In 2025, phishing continues to dominate global cybercrime. During Q1, the APWG registered 1,003,924 phishing incidents, the highest since late 2023. Compared to 2023, weekly phishing volumes are up 180%, and the spread of infostealers through phishing emails jumped 84% in 2024.
The message is clear: phishing has become a primary pathway to credential leaks, account compromise, and operational disruption. Atlaslive’s Maksym Shapoval, Information Security Lead, outlines the latest threat patterns and ways companies can respond.
Why Phishing Persists
Phishing’s power lies in its simplicity. By posing as trusted senders, attackers lure users into sharing passwords, card details, or private data. Messages now arrive not just via email but also by SMS (“smishing”) and phone (“vishing”), often mimicking corporate communications almost perfectly.
High-Profile Cases This Summer
Recent months brought several notable examples:
- Google — A Salesforce CRM phishing chain resulted in exposed data.
- Cisco — Targeted through vishing, leading to compromised client systems.
- Booking — Ongoing phishing campaigns stretching back to 2024.
- UK Tax Authority — A massive attack stole £47 million from 100,000 victims.
These show that phishing cuts across industries and geographies.
iGaming Targeted
The iGaming sector also faced a major hit in July 2025, when one of the world’s largest betting companies reported that 800,000 user accounts had been exposed.

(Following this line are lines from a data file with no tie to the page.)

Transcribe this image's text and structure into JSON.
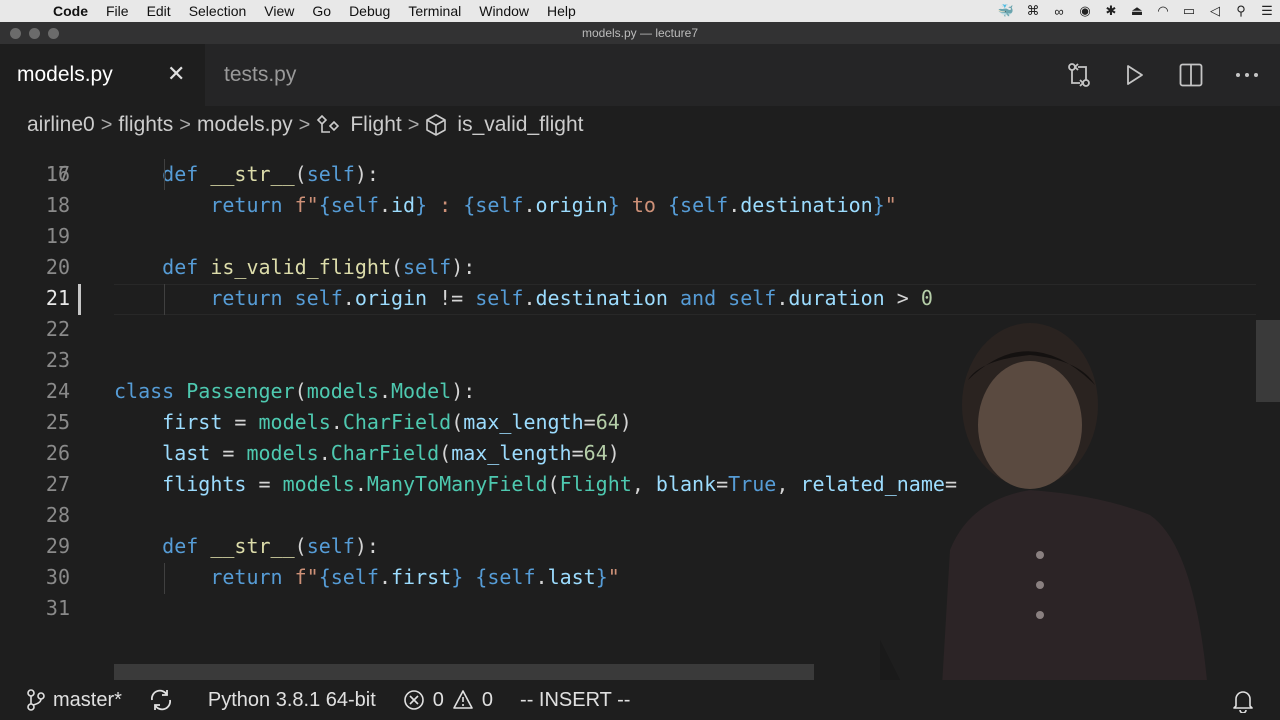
{
  "menubar": {
    "apple_icon": "apple-logo-icon",
    "items": [
      "Code",
      "File",
      "Edit",
      "Selection",
      "View",
      "Go",
      "Debug",
      "Terminal",
      "Window",
      "Help"
    ],
    "tray_icons": [
      "docker-icon",
      "command-icon",
      "glasses-icon",
      "media-icon",
      "bluetooth-icon",
      "eject-icon",
      "wifi-icon",
      "battery-icon",
      "volume-icon",
      "search-icon",
      "list-icon"
    ]
  },
  "window": {
    "title": "models.py — lecture7"
  },
  "tabs": [
    {
      "label": "models.py",
      "active": true,
      "close_label": "✕"
    },
    {
      "label": "tests.py",
      "active": false
    }
  ],
  "editor_actions": [
    "source-control-compare-icon",
    "run-icon",
    "split-editor-icon",
    "more-icon"
  ],
  "breadcrumb": {
    "items": [
      "airline0",
      "flights",
      "models.py",
      "Flight",
      "is_valid_flight"
    ],
    "separator": ">"
  },
  "editor": {
    "partial_top_line": "16",
    "current_line": "21",
    "lines": [
      {
        "n": "17",
        "tokens": [
          [
            "    ",
            ""
          ],
          [
            "def",
            "kw"
          ],
          [
            " ",
            ""
          ],
          [
            "__str__",
            "fn"
          ],
          [
            "(",
            ""
          ],
          [
            "self",
            "self"
          ],
          [
            "):",
            ""
          ]
        ]
      },
      {
        "n": "18",
        "tokens": [
          [
            "        ",
            ""
          ],
          [
            "return",
            "kw"
          ],
          [
            " ",
            ""
          ],
          [
            "f\"",
            "str"
          ],
          [
            "{",
            "kw"
          ],
          [
            "self",
            "self"
          ],
          [
            ".",
            ""
          ],
          [
            "id",
            "attr"
          ],
          [
            "}",
            "kw"
          ],
          [
            " : ",
            "str"
          ],
          [
            "{",
            "kw"
          ],
          [
            "self",
            "self"
          ],
          [
            ".",
            ""
          ],
          [
            "origin",
            "attr"
          ],
          [
            "}",
            "kw"
          ],
          [
            " to ",
            "str"
          ],
          [
            "{",
            "kw"
          ],
          [
            "self",
            "self"
          ],
          [
            ".",
            ""
          ],
          [
            "destination",
            "attr"
          ],
          [
            "}",
            "kw"
          ],
          [
            "\"",
            "str"
          ]
        ]
      },
      {
        "n": "19",
        "tokens": []
      },
      {
        "n": "20",
        "tokens": [
          [
            "    ",
            ""
          ],
          [
            "def",
            "kw"
          ],
          [
            " ",
            ""
          ],
          [
            "is_valid_flight",
            "fn"
          ],
          [
            "(",
            ""
          ],
          [
            "self",
            "self"
          ],
          [
            "):",
            ""
          ]
        ]
      },
      {
        "n": "21",
        "tokens": [
          [
            "        ",
            ""
          ],
          [
            "return",
            "kw"
          ],
          [
            " ",
            ""
          ],
          [
            "self",
            "self"
          ],
          [
            ".",
            ""
          ],
          [
            "origin",
            "attr"
          ],
          [
            " != ",
            ""
          ],
          [
            "self",
            "self"
          ],
          [
            ".",
            ""
          ],
          [
            "destination",
            "attr"
          ],
          [
            " ",
            ""
          ],
          [
            "and",
            "kw"
          ],
          [
            " ",
            ""
          ],
          [
            "self",
            "self"
          ],
          [
            ".",
            ""
          ],
          [
            "duration",
            "attr"
          ],
          [
            " > ",
            ""
          ],
          [
            "0",
            "num"
          ]
        ]
      },
      {
        "n": "22",
        "tokens": []
      },
      {
        "n": "23",
        "tokens": []
      },
      {
        "n": "24",
        "tokens": [
          [
            "class",
            "kw"
          ],
          [
            " ",
            ""
          ],
          [
            "Passenger",
            "cls"
          ],
          [
            "(",
            ""
          ],
          [
            "models",
            "cls"
          ],
          [
            ".",
            ""
          ],
          [
            "Model",
            "cls"
          ],
          [
            "):",
            ""
          ]
        ]
      },
      {
        "n": "25",
        "tokens": [
          [
            "    ",
            ""
          ],
          [
            "first",
            "attr"
          ],
          [
            " = ",
            ""
          ],
          [
            "models",
            "cls"
          ],
          [
            ".",
            ""
          ],
          [
            "CharField",
            "cls"
          ],
          [
            "(",
            ""
          ],
          [
            "max_length",
            "attr"
          ],
          [
            "=",
            ""
          ],
          [
            "64",
            "num"
          ],
          [
            ")",
            ""
          ]
        ]
      },
      {
        "n": "26",
        "tokens": [
          [
            "    ",
            ""
          ],
          [
            "last",
            "attr"
          ],
          [
            " = ",
            ""
          ],
          [
            "models",
            "cls"
          ],
          [
            ".",
            ""
          ],
          [
            "CharField",
            "cls"
          ],
          [
            "(",
            ""
          ],
          [
            "max_length",
            "attr"
          ],
          [
            "=",
            ""
          ],
          [
            "64",
            "num"
          ],
          [
            ")",
            ""
          ]
        ]
      },
      {
        "n": "27",
        "tokens": [
          [
            "    ",
            ""
          ],
          [
            "flights",
            "attr"
          ],
          [
            " = ",
            ""
          ],
          [
            "models",
            "cls"
          ],
          [
            ".",
            ""
          ],
          [
            "ManyToManyField",
            "cls"
          ],
          [
            "(",
            ""
          ],
          [
            "Flight",
            "cls"
          ],
          [
            ", ",
            ""
          ],
          [
            "blank",
            "attr"
          ],
          [
            "=",
            ""
          ],
          [
            "True",
            "kw"
          ],
          [
            ", ",
            ""
          ],
          [
            "related_name",
            "attr"
          ],
          [
            "=",
            ""
          ]
        ]
      },
      {
        "n": "28",
        "tokens": []
      },
      {
        "n": "29",
        "tokens": [
          [
            "    ",
            ""
          ],
          [
            "def",
            "kw"
          ],
          [
            " ",
            ""
          ],
          [
            "__str__",
            "fn"
          ],
          [
            "(",
            ""
          ],
          [
            "self",
            "self"
          ],
          [
            "):",
            ""
          ]
        ]
      },
      {
        "n": "30",
        "tokens": [
          [
            "        ",
            ""
          ],
          [
            "return",
            "kw"
          ],
          [
            " ",
            ""
          ],
          [
            "f\"",
            "str"
          ],
          [
            "{",
            "kw"
          ],
          [
            "self",
            "self"
          ],
          [
            ".",
            ""
          ],
          [
            "first",
            "attr"
          ],
          [
            "}",
            "kw"
          ],
          [
            " ",
            "str"
          ],
          [
            "{",
            "kw"
          ],
          [
            "self",
            "self"
          ],
          [
            ".",
            ""
          ],
          [
            "last",
            "attr"
          ],
          [
            "}",
            "kw"
          ],
          [
            "\"",
            "str"
          ]
        ]
      },
      {
        "n": "31",
        "tokens": []
      }
    ]
  },
  "statusbar": {
    "branch": "master*",
    "sync_icon": "sync-icon",
    "interpreter": "Python 3.8.1 64-bit",
    "errors": "0",
    "warnings": "0",
    "mode": "-- INSERT --",
    "bell_icon": "bell-icon"
  },
  "colors": {
    "editor_bg": "#1e1e1e",
    "keyword": "#569cd6",
    "function": "#dcdcaa",
    "class": "#4ec9b0",
    "string": "#ce9178",
    "number": "#b5cea8",
    "variable": "#9cdcfe"
  }
}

Records included IP addresses, emails, and activity logs—data attackers can easily reuse for precision phishing.
“The incident underscores why iGaming platforms are prime targets,” says Maksym Shapoval, Information Security Lead at Atlaslive. “They operate entirely online, process constant financial transactions, and handle vast volumes of personal data. The risks of social engineering attacks in this industry are significant.”
Even in the absence of leaked payment data, personal records can fuel damaging secondary attacks.
How to Defend Against Phishing
Phishing thrives on human error, so defenses must combine technology, training, and governance. Atlaslive recommends:
- Access Controls — Use 2FA everywhere, apply least privilege, segment networks, and run frequent audits.
- Email Security — Protect with DMARC, DKIM, and SPF; watch for lookalike domains; flag external mail.
- Device Security — Manage devices with MDM/EDR tools and track browsing activity.
- Incident Response — Provide a clear reporting line, maintain runbooks, and communicate with staff quickly.
- Training — Run simulations and awareness sessions to reduce risky clicks.
- Governance — Audit security posture regularly and embed phishing defense into company policy.
These overlapping controls help reduce both the likelihood and the fallout of attacks.
Conclusion
Phishing remained at the center of major breaches this summer, from global tech leaders to regulators and iGaming platforms. Attacks are more targeted, sophisticated, and damaging than ever.
For organizations dealing with sensitive data and transactions, a layered approach to phishing defense is no longer optional — it’s essential. Those that invest in resilience today will be the ones able to safeguard trust, protect customer data, and sustain long-term growth.